I am back where I have not been for some time, sitting on my sofa on a Saturday morning. Betty is asleep on the floor (she seems to be having a Boo-Radley morning and is not really on her game). Kim is in the kitchen watching a Turner Classic Movie of her choosing, which is her preferred weekend activity while she is doing some minor task or other. I have taken my BMW R-Nine-T motorcycle down to the shop for a spring tune-up and have set up Handy Brad and Omar to task cleaning first the patio palapa shade and next the deck palapa shade. I can hear the power washer going strong and can almost feel the dirt and mold being cleansed from the fabric. It will be nice to have fresh, clean palapas to lounge under as the springtime sun gets stronger by the day. This spot on the sofa is my favorite spot in the house. I feel that I can command the world from this spot. To the east out the large floor-to-ceiling windows is a veritable jungle of diverse succulents that range from aloes to yuccas to palo verdes, aeoniums, agaves and lily rushes. The blue sky as a backdrop is pale and cloudless as the sun has already passed through it and sits higher in the sky at the moment.

To the west I look out the equally big floor-to-ceiling windows out to the deck that is still in shade as the sun inches its way on its path towards its final daily resting place out in the Pacific Ocean. The air is crisp and clear and the Dalmatian hillsides with their speckling of boulders and dark green grass roll in several layers between here and the water, ten or so miles away. The ocean itself is quite visible for about 40 more miles to the horizon and is a darker blue than the sky, but not as dark as it sometimes appears. To the northwest over my shoulder at the snow-capped San Gabriel and San Jacinto mountains that majestically remind me that we have had a month of atmospheric rivers dumping moisture up and down the state. Just to be clear, those mountains are 80 and 50 miles respectively distant as the crow flies and yet they can be seen with all of their creviced hillsides with deep white snow covering them from base to top. They rival the Pacific for grandeur from this location and are always a welcome sight in all seasons, but none more than this with the distinction and contrast of being snow-covered while we bask in the relative warmth of the midday sun.

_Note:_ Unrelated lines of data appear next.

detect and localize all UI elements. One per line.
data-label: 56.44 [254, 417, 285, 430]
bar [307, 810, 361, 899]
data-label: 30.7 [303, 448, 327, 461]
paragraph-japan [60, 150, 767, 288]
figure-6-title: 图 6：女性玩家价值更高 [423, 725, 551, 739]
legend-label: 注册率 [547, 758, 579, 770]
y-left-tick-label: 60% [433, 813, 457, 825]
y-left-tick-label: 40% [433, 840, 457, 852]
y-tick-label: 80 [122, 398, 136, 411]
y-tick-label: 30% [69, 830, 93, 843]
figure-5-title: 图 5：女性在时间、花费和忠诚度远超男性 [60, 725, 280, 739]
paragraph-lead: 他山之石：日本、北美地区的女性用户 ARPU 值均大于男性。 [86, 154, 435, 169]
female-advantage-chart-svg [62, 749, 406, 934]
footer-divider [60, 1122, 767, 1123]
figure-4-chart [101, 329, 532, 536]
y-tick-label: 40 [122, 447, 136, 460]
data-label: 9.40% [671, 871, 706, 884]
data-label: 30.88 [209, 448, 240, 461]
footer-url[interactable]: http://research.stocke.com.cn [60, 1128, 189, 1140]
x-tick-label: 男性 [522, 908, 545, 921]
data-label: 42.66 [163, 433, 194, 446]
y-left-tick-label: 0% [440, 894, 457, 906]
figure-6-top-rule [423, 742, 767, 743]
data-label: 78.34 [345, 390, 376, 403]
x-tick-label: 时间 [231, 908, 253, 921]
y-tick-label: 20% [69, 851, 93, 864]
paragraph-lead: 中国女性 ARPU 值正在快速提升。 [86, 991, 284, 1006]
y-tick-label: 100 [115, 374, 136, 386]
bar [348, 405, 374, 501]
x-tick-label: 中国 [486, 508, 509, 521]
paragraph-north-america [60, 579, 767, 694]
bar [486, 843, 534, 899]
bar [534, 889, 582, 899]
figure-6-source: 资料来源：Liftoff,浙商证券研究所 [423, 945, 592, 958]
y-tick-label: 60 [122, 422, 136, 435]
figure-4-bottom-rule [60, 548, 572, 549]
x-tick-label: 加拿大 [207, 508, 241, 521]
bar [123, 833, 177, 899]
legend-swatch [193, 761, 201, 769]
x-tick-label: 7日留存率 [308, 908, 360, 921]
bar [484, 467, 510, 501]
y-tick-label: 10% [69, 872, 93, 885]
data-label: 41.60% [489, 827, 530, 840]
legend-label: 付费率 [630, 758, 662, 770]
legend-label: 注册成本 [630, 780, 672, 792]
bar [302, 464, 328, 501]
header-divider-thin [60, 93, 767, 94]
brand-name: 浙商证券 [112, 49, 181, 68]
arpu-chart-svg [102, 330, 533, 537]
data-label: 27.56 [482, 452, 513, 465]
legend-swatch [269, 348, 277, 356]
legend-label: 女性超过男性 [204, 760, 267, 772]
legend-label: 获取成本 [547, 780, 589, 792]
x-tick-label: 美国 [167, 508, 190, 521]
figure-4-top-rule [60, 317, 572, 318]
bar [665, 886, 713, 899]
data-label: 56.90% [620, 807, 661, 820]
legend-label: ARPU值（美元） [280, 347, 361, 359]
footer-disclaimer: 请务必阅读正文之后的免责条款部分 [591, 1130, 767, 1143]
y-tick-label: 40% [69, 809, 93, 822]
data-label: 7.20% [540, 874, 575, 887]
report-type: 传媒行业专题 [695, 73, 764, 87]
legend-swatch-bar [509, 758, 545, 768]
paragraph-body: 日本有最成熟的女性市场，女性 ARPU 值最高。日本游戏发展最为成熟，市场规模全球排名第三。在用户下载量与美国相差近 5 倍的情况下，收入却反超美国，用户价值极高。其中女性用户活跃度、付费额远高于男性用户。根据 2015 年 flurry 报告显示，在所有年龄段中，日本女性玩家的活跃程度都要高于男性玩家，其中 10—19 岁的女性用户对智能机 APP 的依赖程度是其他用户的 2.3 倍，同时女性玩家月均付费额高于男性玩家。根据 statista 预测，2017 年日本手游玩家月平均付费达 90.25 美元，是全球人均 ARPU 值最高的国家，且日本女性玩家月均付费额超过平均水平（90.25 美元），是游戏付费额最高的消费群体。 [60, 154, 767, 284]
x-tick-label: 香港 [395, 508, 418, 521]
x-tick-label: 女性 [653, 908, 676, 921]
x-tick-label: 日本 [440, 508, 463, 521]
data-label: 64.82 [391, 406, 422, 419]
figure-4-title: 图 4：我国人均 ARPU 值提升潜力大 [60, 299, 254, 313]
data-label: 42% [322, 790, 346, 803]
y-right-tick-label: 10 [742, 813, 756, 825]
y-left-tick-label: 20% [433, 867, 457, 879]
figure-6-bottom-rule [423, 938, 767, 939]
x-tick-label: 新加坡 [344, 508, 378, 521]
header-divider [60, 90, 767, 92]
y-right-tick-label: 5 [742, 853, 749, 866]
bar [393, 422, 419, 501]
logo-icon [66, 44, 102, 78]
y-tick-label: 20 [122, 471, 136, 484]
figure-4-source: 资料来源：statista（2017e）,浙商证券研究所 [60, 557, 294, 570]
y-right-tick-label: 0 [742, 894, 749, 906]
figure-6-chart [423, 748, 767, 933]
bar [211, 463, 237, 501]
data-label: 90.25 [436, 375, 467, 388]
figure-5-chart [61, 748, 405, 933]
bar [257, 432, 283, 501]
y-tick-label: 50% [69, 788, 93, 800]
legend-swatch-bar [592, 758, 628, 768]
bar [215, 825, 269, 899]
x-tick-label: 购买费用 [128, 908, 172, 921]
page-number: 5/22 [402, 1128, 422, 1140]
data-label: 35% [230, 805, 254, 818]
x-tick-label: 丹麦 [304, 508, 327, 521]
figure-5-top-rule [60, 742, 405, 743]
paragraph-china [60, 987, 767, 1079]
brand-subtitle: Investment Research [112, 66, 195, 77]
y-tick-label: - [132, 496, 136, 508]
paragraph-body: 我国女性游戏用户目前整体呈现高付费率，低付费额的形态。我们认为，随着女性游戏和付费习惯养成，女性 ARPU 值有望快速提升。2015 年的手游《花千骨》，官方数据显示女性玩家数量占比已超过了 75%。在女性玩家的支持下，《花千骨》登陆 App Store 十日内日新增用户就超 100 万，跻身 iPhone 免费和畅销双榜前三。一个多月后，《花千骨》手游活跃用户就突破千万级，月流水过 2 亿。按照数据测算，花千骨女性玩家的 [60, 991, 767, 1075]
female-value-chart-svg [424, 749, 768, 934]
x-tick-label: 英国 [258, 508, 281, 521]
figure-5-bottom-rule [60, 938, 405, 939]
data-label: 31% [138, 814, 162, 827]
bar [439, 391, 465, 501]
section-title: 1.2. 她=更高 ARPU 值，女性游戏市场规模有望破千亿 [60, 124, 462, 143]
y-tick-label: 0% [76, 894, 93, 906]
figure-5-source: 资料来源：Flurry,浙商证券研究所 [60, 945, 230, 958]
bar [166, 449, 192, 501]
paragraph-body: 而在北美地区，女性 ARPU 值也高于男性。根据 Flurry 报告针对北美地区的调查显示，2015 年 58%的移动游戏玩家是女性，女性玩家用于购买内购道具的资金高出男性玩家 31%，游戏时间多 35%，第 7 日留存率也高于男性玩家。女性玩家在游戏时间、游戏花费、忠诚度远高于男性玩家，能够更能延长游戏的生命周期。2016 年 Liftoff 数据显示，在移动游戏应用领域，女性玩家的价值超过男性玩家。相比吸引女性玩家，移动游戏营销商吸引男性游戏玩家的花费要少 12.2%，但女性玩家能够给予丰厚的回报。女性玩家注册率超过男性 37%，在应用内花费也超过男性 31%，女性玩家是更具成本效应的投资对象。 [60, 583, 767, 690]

I think I could sit here all day and revel in the perfection of this scene on all sides of me. I’ve gone for my morning walk. I’ve done some routine chores and set others in motion. The rain from all those atmospheric rivers is become Ong a distant memory by the moment and I feel somehow that I am back to perfection on this hilltop. I understand that perfection is an asymptote just like the horizon to the west, but that does not concern me. I know that perfection really lies in the diversity and wonder of life in its totality. But none of that stops me from rejoicing in the moment in my feeling of being back to perfection.